Sat Jun 9, 2012, 05:31 PM
Jun 2012

Look at Santa Clara vs Southern Pacific.

A idiot wrote "corporate personhood" on a memo and lipped on it. Somehow it got the idea that corporate are people.

That has been the right-wing meme for the last 100 years.

Corporations do not breathe, and they are not a person.

Therefore, corporate personhood does not exist.

If corporations are people, then every corporation operating in the United States and currently screwing the poor are easily indictable for RICO.

kenny blankenship

(15,689 posts)
38. Private Idaho
Sat Jun 9, 2012, 05:41 PM
Jun 2012

Must be private. In the real Idaho, corporations have the rights of natural persons, just as everywhere else in the union.

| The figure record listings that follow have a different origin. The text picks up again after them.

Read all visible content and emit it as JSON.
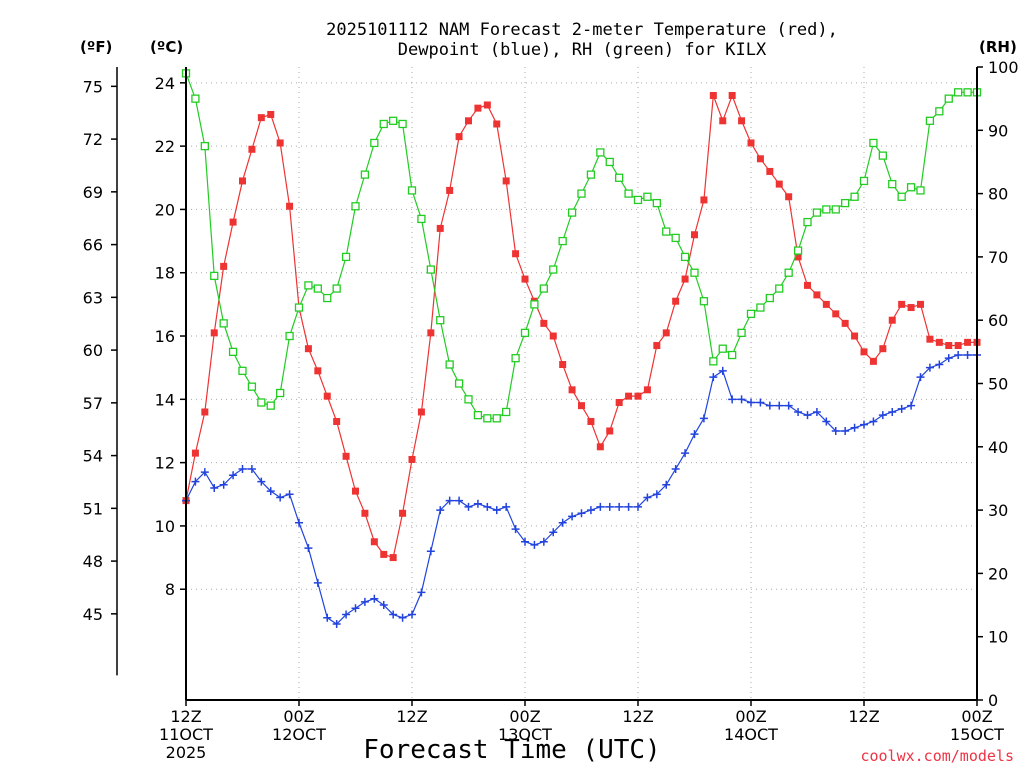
{
  "chart_data": {
    "type": "line",
    "title": [
      "2025101112 NAM Forecast 2-meter Temperature (red),",
      "Dewpoint (blue), RH (green) for KILX"
    ],
    "xlabel": "Forecast Time (UTC)",
    "credit": "coolwx.com/models",
    "units": {
      "fahrenheit": "(ºF)",
      "celsius": "(ºC)",
      "rh": "(RH)"
    },
    "xlim": [
      0,
      84
    ],
    "x_ticks": [
      {
        "x": 0,
        "lines": [
          "12Z",
          "11OCT",
          "2025"
        ]
      },
      {
        "x": 12,
        "lines": [
          "00Z",
          "12OCT"
        ]
      },
      {
        "x": 24,
        "lines": [
          "12Z"
        ]
      },
      {
        "x": 36,
        "lines": [
          "00Z",
          "13OCT"
        ]
      },
      {
        "x": 48,
        "lines": [
          "12Z"
        ]
      },
      {
        "x": 60,
        "lines": [
          "00Z",
          "14OCT"
        ]
      },
      {
        "x": 72,
        "lines": [
          "12Z"
        ]
      },
      {
        "x": 84,
        "lines": [
          "00Z",
          "15OCT"
        ]
      }
    ],
    "celsius_axis": {
      "range": [
        4.5,
        24.5
      ],
      "ticks": [
        "8",
        "10",
        "12",
        "14",
        "16",
        "18",
        "20",
        "22",
        "24"
      ]
    },
    "fahrenheit_axis": {
      "ticks": [
        "45",
        "48",
        "51",
        "54",
        "57",
        "60",
        "63",
        "66",
        "69",
        "72",
        "75"
      ]
    },
    "rh_axis": {
      "range": [
        0,
        100
      ],
      "ticks": [
        "0",
        "10",
        "20",
        "30",
        "40",
        "50",
        "60",
        "70",
        "80",
        "90",
        "100"
      ]
    },
    "series": [
      {
        "name": "Temperature",
        "color": "#ee3333",
        "axis": "celsius",
        "marker": "filled-square",
        "x": [
          0,
          1,
          2,
          3,
          4,
          5,
          6,
          7,
          8,
          9,
          10,
          11,
          12,
          13,
          14,
          15,
          16,
          17,
          18,
          19,
          20,
          21,
          22,
          23,
          24,
          25,
          26,
          27,
          28,
          29,
          30,
          31,
          32,
          33,
          34,
          35,
          36,
          37,
          38,
          39,
          40,
          41,
          42,
          43,
          44,
          45,
          46,
          47,
          48,
          49,
          50,
          51,
          52,
          53,
          54,
          55,
          56,
          57,
          58,
          59,
          60,
          61,
          62,
          63,
          64,
          65,
          66,
          67,
          68,
          69,
          70,
          71,
          72,
          73,
          74,
          75,
          76,
          77,
          78,
          79,
          80,
          81,
          82,
          83,
          84
        ],
        "values": [
          10.8,
          12.3,
          13.6,
          16.1,
          18.2,
          19.6,
          20.9,
          21.9,
          22.9,
          23.0,
          22.1,
          20.1,
          16.9,
          15.6,
          14.9,
          14.1,
          13.3,
          12.2,
          11.1,
          10.4,
          9.5,
          9.1,
          9.0,
          10.4,
          12.1,
          13.6,
          16.1,
          19.4,
          20.6,
          22.3,
          22.8,
          23.2,
          23.3,
          22.7,
          20.9,
          18.6,
          17.8,
          17.1,
          16.4,
          16.0,
          15.1,
          14.3,
          13.8,
          13.3,
          12.5,
          13.0,
          13.9,
          14.1,
          14.1,
          14.3,
          15.7,
          16.1,
          17.1,
          17.8,
          19.2,
          20.3,
          23.6,
          22.8,
          23.6,
          22.8,
          22.1,
          21.6,
          21.2,
          20.8,
          20.4,
          18.5,
          17.6,
          17.3,
          17.0,
          16.7,
          16.4,
          16.0,
          15.5,
          15.2,
          15.6,
          16.5,
          17.0,
          16.9,
          17.0,
          15.9,
          15.8,
          15.7,
          15.7,
          15.8,
          15.8
        ]
      },
      {
        "name": "Dewpoint",
        "color": "#2244dd",
        "axis": "celsius",
        "marker": "plus",
        "x": [
          0,
          1,
          2,
          3,
          4,
          5,
          6,
          7,
          8,
          9,
          10,
          11,
          12,
          13,
          14,
          15,
          16,
          17,
          18,
          19,
          20,
          21,
          22,
          23,
          24,
          25,
          26,
          27,
          28,
          29,
          30,
          31,
          32,
          33,
          34,
          35,
          36,
          37,
          38,
          39,
          40,
          41,
          42,
          43,
          44,
          45,
          46,
          47,
          48,
          49,
          50,
          51,
          52,
          53,
          54,
          55,
          56,
          57,
          58,
          59,
          60,
          61,
          62,
          63,
          64,
          65,
          66,
          67,
          68,
          69,
          70,
          71,
          72,
          73,
          74,
          75,
          76,
          77,
          78,
          79,
          80,
          81,
          82,
          83,
          84
        ],
        "values": [
          10.8,
          11.4,
          11.7,
          11.2,
          11.3,
          11.6,
          11.8,
          11.8,
          11.4,
          11.1,
          10.9,
          11.0,
          10.1,
          9.3,
          8.2,
          7.1,
          6.9,
          7.2,
          7.4,
          7.6,
          7.7,
          7.5,
          7.2,
          7.1,
          7.2,
          7.9,
          9.2,
          10.5,
          10.8,
          10.8,
          10.6,
          10.7,
          10.6,
          10.5,
          10.6,
          9.9,
          9.5,
          9.4,
          9.5,
          9.8,
          10.1,
          10.3,
          10.4,
          10.5,
          10.6,
          10.6,
          10.6,
          10.6,
          10.6,
          10.9,
          11.0,
          11.3,
          11.8,
          12.3,
          12.9,
          13.4,
          14.7,
          14.9,
          14.0,
          14.0,
          13.9,
          13.9,
          13.8,
          13.8,
          13.8,
          13.6,
          13.5,
          13.6,
          13.3,
          13.0,
          13.0,
          13.1,
          13.2,
          13.3,
          13.5,
          13.6,
          13.7,
          13.8,
          14.7,
          15.0,
          15.1,
          15.3,
          15.4,
          15.4,
          15.4
        ]
      },
      {
        "name": "RH",
        "color": "#22cc22",
        "axis": "rh",
        "marker": "open-square",
        "x": [
          0,
          1,
          2,
          3,
          4,
          5,
          6,
          7,
          8,
          9,
          10,
          11,
          12,
          13,
          14,
          15,
          16,
          17,
          18,
          19,
          20,
          21,
          22,
          23,
          24,
          25,
          26,
          27,
          28,
          29,
          30,
          31,
          32,
          33,
          34,
          35,
          36,
          37,
          38,
          39,
          40,
          41,
          42,
          43,
          44,
          45,
          46,
          47,
          48,
          49,
          50,
          51,
          52,
          53,
          54,
          55,
          56,
          57,
          58,
          59,
          60,
          61,
          62,
          63,
          64,
          65,
          66,
          67,
          68,
          69,
          70,
          71,
          72,
          73,
          74,
          75,
          76,
          77,
          78,
          79,
          80,
          81,
          82,
          83,
          84
        ],
        "values": [
          99,
          95,
          87.5,
          67,
          59.5,
          55,
          52,
          49.5,
          47,
          46.5,
          48.5,
          57.5,
          62,
          65.5,
          65,
          63.5,
          65,
          70,
          78,
          83,
          88,
          91,
          91.5,
          91,
          80.5,
          76,
          68,
          60,
          53,
          50,
          47.5,
          45,
          44.5,
          44.5,
          45.5,
          54,
          58,
          62.5,
          65,
          68,
          72.5,
          77,
          80,
          83,
          86.5,
          85,
          82.5,
          80,
          79,
          79.5,
          78.5,
          74,
          73,
          70,
          67.5,
          63,
          53.5,
          55.5,
          54.5,
          58,
          61,
          62,
          63.5,
          65,
          67.5,
          71,
          75.5,
          77,
          77.5,
          77.5,
          78.5,
          79.5,
          82,
          88,
          86,
          81.5,
          79.5,
          81,
          80.5,
          91.5,
          93,
          95,
          96,
          96,
          96
        ]
      }
    ]
  }
}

RBPrivateIdaho: there, I fixed it for ya.

 

RB TexLa

(17,003 posts)
40. They have rights under the law as they should. But no court has ever said their are persons.
Sat Jun 9, 2012, 05:55 PM
Jun 2012

People just sound stupid when they say that.
 

MightyOkie

(68 posts)
42. Not entirely accurate
Sat Jun 9, 2012, 06:06 PM
Jun 2012

In Nextera Energy Resources LLC v. Iowa Utilities Bd., 2012 WL 2052405 *11 (Iowa 2012)(numerous citation omitted), that Court unequivocally stated that "[c]orporations are persons for the purposes of equal protection." So yes, at least one court has said "corporations are persons".

 

MightyOkie

(68 posts)
46. I responded to your comment as you wrote it..
Sat Jun 9, 2012, 06:33 PM
Jun 2012

You seem to be equivocating now. I probably wouldn't have taken the time to get you a court quote had you not made that "people just sound stupid" remark. Corporate personhood is a very complicated and controversial subject mired in some historic controversy. The more it is understood, and believe me I am no expert, the better equipped folks can be in understanding and dealing with Citizens United.

kenny blankenship

(15,689 posts)
47. He's had it explained to him several times already
Sat Jun 9, 2012, 06:55 PM
Jun 2012

Your powers of logic and literacy are no deterrent against the troll's habit of beating off in public.